In general quality and battery capacity seem very good and speed is ok as well as the low price. I hope Dell will improve Linux-integration for the next models to get a good out-of-the-box Linux feeling.
Hardware applet
19. November 2007
When playing with my new bluetooth hardware I was very pleased that it was supported out of the box. Anyway, I also missed something that would give me some indication that the hardware is working. (e.g. the first I did was to check dmesg)
When you look a Windows, they have those tiny notifications telling you that the new hardware was detected (or that it is not working or whatever). I think we should also have something like that. We now have HAL und dbus and I shouldn’t be that difficult to implement though I have no idea how this works in details. So take this as a proposal or tell me that it already exists (I didn’t find it):
There should three modes of operation:
1. Hardware is plugged in and supported
- Tell the user “Detected xy – new hardware is now working” (alexl pointed out that we should not do this as it is obvious. I would prefer to have this notification for the first time the hardware is attached).

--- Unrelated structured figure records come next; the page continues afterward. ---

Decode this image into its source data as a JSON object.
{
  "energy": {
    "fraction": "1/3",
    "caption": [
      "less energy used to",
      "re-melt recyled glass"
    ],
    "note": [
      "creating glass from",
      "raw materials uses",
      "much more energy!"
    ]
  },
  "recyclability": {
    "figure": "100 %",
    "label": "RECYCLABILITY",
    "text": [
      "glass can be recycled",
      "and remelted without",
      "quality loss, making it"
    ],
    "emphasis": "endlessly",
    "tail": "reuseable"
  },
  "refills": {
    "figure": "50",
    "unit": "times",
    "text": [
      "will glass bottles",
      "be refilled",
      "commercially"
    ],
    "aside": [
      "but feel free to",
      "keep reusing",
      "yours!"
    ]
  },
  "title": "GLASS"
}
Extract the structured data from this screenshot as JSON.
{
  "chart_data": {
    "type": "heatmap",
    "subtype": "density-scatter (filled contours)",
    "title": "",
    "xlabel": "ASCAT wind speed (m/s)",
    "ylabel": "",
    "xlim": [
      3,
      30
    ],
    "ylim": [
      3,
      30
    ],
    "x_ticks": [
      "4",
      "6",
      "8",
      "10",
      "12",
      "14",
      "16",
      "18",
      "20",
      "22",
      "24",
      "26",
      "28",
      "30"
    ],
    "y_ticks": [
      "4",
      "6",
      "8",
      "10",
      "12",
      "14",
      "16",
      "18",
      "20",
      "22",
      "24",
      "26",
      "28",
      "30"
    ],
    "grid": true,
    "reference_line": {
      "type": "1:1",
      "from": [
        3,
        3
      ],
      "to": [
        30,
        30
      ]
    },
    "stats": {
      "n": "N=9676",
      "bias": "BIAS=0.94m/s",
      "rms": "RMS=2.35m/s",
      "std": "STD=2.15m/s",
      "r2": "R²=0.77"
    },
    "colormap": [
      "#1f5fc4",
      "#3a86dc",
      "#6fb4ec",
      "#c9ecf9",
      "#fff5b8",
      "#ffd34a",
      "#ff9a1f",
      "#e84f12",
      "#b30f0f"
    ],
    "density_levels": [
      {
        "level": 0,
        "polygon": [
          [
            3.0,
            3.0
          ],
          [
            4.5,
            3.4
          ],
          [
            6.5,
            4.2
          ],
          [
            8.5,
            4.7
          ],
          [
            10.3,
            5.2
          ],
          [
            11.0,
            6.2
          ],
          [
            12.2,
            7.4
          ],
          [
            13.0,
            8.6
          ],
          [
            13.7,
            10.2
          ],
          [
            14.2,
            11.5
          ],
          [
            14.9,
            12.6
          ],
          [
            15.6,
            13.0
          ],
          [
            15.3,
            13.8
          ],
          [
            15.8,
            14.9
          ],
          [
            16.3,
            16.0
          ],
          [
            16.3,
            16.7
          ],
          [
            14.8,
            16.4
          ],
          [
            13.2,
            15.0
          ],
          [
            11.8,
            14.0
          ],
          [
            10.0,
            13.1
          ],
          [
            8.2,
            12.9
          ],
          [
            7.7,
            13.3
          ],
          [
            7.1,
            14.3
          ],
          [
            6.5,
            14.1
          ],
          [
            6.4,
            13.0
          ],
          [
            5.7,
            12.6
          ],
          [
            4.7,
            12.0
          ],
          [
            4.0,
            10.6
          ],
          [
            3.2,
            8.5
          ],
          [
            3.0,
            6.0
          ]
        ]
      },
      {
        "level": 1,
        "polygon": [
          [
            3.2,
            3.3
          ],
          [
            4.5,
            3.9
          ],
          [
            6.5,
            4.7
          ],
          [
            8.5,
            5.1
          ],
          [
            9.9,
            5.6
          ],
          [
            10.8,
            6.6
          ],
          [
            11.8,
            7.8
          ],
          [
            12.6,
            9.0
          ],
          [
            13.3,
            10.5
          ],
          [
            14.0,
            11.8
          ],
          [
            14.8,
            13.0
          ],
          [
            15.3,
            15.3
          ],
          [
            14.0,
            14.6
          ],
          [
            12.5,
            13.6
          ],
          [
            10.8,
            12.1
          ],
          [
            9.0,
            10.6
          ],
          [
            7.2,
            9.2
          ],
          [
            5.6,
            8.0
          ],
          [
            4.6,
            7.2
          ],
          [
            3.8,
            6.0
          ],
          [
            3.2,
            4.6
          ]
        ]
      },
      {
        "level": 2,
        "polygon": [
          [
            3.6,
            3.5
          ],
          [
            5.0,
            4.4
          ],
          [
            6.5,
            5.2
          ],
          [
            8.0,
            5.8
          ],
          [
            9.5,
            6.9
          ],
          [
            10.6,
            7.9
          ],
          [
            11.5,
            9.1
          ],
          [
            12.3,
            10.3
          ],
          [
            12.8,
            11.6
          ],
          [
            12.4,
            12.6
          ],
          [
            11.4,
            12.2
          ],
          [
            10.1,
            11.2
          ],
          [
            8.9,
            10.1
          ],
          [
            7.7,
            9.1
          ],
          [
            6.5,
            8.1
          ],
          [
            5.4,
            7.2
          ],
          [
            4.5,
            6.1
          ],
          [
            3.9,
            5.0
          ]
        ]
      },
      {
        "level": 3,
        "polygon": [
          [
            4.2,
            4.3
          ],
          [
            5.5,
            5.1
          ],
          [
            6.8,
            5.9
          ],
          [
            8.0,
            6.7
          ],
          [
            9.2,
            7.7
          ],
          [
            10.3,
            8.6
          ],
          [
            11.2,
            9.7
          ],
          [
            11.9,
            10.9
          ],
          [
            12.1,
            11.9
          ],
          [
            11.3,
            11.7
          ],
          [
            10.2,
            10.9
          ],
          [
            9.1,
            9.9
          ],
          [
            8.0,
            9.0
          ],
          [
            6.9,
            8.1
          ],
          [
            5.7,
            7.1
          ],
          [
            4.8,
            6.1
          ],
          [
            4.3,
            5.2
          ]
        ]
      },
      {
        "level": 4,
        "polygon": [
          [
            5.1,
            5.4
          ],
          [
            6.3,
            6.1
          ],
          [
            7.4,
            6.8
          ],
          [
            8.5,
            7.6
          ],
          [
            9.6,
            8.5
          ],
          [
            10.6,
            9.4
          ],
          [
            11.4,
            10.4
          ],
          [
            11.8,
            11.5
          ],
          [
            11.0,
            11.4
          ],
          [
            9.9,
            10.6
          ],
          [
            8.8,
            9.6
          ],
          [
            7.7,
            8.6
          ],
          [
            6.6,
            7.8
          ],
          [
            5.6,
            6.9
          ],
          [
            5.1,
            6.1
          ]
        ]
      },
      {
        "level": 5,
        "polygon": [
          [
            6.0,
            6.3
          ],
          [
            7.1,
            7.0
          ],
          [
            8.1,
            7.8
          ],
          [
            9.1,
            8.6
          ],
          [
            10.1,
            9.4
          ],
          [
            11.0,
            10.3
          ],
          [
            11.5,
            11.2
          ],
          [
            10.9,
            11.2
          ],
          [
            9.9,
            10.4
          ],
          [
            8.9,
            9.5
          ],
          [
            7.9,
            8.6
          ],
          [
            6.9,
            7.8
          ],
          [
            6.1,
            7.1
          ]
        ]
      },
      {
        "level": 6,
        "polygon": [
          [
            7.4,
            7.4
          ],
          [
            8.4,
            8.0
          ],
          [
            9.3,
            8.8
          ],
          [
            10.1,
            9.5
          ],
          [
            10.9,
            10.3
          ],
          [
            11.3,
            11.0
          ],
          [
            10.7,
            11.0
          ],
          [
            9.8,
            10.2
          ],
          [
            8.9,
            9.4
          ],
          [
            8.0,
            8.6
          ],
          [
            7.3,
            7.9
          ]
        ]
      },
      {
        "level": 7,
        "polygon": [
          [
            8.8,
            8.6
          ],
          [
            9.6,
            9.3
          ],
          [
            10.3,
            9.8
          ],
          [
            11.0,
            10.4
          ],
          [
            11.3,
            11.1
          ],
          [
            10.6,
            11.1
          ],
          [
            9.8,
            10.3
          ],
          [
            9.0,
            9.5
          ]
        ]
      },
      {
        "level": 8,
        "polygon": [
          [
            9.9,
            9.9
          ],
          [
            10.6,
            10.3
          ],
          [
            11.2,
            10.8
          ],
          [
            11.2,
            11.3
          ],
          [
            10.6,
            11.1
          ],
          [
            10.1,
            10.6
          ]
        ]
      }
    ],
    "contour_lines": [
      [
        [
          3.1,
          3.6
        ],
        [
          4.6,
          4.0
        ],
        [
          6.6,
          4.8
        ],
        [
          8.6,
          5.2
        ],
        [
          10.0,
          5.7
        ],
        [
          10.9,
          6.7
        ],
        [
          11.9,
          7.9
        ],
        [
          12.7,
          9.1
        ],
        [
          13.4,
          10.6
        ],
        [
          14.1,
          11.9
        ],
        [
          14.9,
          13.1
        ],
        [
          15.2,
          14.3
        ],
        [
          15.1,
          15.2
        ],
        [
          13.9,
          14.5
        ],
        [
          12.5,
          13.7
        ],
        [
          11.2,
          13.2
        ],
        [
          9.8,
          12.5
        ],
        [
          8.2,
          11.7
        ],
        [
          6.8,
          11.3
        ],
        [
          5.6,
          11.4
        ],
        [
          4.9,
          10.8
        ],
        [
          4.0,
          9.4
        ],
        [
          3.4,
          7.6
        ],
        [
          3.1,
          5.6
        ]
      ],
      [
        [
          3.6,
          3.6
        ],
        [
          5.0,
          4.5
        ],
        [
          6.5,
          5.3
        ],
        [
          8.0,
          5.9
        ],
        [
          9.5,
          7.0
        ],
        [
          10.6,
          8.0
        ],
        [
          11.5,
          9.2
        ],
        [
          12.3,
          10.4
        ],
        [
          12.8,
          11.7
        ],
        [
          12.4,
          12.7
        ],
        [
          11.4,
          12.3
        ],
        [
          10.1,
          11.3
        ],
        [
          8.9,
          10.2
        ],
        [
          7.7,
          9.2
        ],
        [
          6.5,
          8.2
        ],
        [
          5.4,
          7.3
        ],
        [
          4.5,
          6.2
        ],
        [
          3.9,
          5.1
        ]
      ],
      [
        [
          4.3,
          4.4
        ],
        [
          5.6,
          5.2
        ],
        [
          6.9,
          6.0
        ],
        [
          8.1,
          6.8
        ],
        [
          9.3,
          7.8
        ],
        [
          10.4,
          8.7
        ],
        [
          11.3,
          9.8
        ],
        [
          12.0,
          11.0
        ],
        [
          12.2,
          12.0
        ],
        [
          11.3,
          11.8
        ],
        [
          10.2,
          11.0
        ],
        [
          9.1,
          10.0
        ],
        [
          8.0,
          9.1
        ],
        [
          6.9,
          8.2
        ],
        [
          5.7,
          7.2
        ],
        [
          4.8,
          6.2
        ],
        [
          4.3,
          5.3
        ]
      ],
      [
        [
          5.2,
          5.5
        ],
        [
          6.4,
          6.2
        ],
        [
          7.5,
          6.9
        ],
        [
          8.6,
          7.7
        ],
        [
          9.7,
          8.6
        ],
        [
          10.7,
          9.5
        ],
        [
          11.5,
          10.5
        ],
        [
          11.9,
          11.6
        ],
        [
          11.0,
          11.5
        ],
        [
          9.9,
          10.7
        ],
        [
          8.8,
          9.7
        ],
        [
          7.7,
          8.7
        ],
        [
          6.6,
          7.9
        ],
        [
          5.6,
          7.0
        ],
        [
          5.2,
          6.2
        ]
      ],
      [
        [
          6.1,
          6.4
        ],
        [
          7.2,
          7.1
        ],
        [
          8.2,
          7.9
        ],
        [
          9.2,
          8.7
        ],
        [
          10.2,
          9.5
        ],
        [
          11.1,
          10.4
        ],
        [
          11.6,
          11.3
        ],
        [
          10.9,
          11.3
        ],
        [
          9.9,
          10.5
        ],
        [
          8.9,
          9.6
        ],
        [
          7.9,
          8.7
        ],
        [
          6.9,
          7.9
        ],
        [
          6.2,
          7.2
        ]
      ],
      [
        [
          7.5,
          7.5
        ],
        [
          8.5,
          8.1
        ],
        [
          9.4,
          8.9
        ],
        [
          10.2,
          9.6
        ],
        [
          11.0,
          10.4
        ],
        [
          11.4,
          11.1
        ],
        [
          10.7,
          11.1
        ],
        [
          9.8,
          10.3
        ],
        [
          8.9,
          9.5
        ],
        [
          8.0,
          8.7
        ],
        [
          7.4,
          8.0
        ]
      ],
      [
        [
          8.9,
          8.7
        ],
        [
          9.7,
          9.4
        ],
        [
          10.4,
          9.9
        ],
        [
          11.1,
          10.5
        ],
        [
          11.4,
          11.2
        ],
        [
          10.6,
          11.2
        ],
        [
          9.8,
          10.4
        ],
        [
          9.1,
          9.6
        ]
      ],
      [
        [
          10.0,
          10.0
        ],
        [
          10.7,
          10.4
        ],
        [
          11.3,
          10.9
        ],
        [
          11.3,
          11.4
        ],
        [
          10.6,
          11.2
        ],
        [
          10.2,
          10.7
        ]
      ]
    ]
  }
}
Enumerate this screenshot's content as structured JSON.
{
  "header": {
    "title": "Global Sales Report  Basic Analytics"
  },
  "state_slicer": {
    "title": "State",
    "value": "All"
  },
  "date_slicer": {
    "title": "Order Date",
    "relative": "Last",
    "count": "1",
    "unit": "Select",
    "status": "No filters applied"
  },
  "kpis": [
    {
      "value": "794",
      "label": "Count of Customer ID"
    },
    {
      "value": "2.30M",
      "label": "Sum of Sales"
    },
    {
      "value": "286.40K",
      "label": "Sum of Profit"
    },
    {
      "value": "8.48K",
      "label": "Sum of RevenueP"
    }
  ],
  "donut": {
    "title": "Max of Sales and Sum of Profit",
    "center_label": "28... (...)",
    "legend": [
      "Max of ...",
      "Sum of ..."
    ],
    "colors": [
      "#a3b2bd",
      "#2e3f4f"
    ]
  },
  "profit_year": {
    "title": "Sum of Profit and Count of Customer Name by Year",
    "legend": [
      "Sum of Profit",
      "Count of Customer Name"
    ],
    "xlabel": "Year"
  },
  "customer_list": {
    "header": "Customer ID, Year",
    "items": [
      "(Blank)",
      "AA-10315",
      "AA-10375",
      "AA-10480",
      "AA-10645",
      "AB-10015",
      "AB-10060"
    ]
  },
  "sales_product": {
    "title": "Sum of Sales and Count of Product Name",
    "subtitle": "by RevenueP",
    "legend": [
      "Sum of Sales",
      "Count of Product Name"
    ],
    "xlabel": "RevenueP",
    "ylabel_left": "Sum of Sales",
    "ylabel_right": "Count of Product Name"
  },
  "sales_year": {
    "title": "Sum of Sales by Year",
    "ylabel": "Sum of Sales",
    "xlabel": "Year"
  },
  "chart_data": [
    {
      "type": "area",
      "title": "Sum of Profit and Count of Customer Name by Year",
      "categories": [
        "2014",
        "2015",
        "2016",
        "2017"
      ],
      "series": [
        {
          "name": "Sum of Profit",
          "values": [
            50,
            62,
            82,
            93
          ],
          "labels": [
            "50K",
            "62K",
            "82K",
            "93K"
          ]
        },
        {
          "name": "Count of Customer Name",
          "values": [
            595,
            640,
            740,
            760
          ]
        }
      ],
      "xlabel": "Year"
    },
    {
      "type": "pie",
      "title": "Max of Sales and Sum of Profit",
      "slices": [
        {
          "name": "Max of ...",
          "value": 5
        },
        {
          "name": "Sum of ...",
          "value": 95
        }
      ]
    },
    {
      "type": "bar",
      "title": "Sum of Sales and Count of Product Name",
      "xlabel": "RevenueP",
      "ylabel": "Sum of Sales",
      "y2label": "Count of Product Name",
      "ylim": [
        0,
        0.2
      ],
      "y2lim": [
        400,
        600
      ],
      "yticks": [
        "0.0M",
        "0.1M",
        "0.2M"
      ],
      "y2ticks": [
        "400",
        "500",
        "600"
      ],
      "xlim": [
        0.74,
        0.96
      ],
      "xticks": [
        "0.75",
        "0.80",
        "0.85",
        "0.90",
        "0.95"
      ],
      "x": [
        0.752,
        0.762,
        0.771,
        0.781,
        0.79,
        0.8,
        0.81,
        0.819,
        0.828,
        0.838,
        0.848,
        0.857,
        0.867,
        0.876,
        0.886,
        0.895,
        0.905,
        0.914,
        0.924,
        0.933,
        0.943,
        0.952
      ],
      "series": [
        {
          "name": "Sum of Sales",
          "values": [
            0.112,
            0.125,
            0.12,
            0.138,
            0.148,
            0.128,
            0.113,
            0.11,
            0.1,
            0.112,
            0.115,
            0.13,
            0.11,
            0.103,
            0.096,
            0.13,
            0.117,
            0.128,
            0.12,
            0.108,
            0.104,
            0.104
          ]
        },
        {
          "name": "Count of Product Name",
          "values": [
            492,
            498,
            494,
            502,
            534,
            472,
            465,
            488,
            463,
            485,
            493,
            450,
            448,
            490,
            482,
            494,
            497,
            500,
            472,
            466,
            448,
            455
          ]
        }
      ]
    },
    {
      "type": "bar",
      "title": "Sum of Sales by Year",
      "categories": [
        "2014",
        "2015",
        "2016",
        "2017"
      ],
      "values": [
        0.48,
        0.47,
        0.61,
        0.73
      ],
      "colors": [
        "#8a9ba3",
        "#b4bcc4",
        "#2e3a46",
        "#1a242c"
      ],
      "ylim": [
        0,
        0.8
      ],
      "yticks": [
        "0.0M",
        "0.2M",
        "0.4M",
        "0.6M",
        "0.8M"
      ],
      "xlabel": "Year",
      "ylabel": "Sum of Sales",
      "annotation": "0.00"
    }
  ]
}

- Propose some common operations: Open files for an USB-Stick, F-Spot for a digital camera, gnome-scan for a scanner, etc. Of course with a notification and not with an ugly centered dialog like Windows.
2. Hardware is supported but needs configuration
- Show enough information that the user can complete the configuration
- If there is no wizard to do this in a user friendly way, at least point the user to a (distro-specific) tutorial or at a place where he/she probably could find help.
3. Hardware is unsupported
- Point the user to a distro-specific update tool to search for a driver (=> PackageKit comes in mind…)
- If there is really no driver, ask the user to report a feature request, based on the device id. This should be saved in a database to see which drivers are needed by many people.
The most obvious case are of course USB devices but maybe also stuff like pcmcia and bluetooth could be detected that way. I think this would make hardware support on linux a lot more user-friendly. Personally I neither have the knowledge nor the time to implement that but maybe someone likes the idea!